1. Field of the Invention
The present invention generally relates to computing operations performed by computing systems, and more particularly to graphics processing tasks performed by computing systems.
2. Related Art
A graphics processing unit (GPU) is a complex integrated circuit that is specially configured to carry out graphics processing tasks. A GPU can, for example, execute graphics processing tasks required by an end-user application, such as a video game application. For such applications, for example, there are several layers of software between the end-user application and the GPU.
The end-user application communicates with an application programming interface (API). An API allows the end-user application to output graphics data and commands in a standardized format, rather than in a format that is dependent on the GPU. Several types of APIs are commercially available, including DirectX® developed by Microsoft Corp. and OpenGL® developed by Silicon Graphics, Inc. The API communicates with a driver. The driver translates standard code received from the API into a native format of instructions understood by the GPU. The driver is typically written by the manufacturer of the GPU. The GPU then executes instructions from the driver.
A GPU produces, by carrying out a process known as “rendering” creates individual pixels that together form an image based on a higher level description of image components. A GPU typically carries out continuous rendering using pipelines to process pixel, texture, and geometric data. These pipelines are often referred to as a collection of fixed function special purpose pipelines such as rasterizers, setup engines, color blenders, hieratical depth, texture mapping and programmable stages that can be accomplished in shader pipes or shader pipelines, “shader” being a term in computer graphics referring to a set of software instructions used by a graphic resource primarily to perform rendering effects. In addition, GPU's can also employ multiple programmable pipelines in a parallel processing design to obtain higher throughput. A multiple of shader pipelines can also be referred to as a shader pipe array.

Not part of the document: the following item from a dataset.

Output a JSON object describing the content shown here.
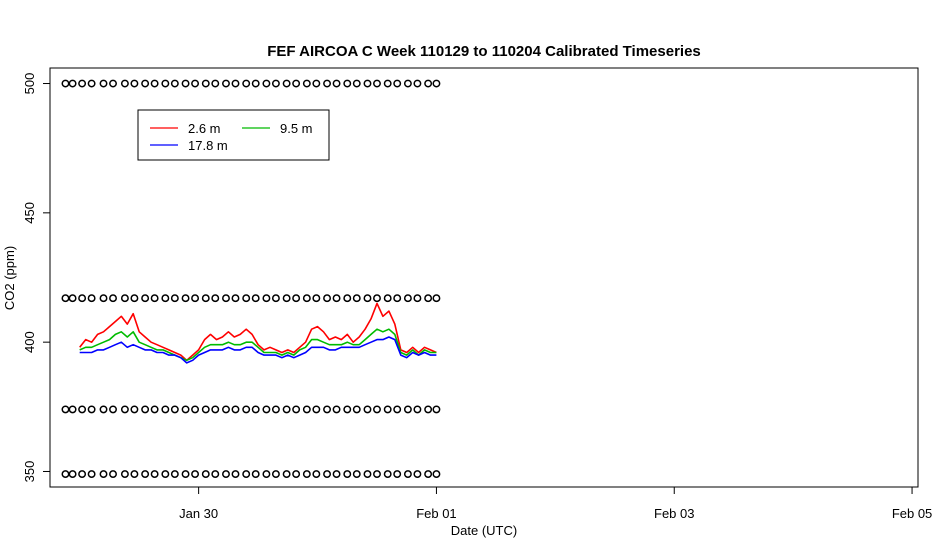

As a shader pipe array performs its ongoing rendering process, manufacturing defects in a pipeline can be become known and subsequent failures can occur within a pipeline. A small defect or failure in a system without any logic repair is fatal and can render the device defective.
In addition, GPUs also support texture mapping. Texture mapping is a process used to determine the texture color for a texture mapped pixel through the use of the colors of nearby pixels of the texture, or texels. The process is also referred to as texture smoothing or texture interpolation. However, high image quality texture mapping requires a high degree of computational complexity.
Given the ever increasing complexity of new software applications and API shader language advancements, the demands on GPUs to provide high quality rendering, texture mapping and generalize memory access for advanced rendering and generalized compute, computation complexities are further increasing.
In addition, GPUs equipped with a Unified Shader also simultaneously support many types of shader processing, from pixel, vertex, primitive, surface and generalized compute are raising the demand for higher performance generalized memory access capabilities.
What are needed, therefore, are systems and/or methods to alleviate the aforementioned deficiencies. Particularly, what is needed is a scalable Unified Shader design approach for a shader pipe with a multipurpose texture mapping system capable of generalized load/store operations with the ability to overcome the effects of a defective internal subcircuit with minimal impact on overall system performance.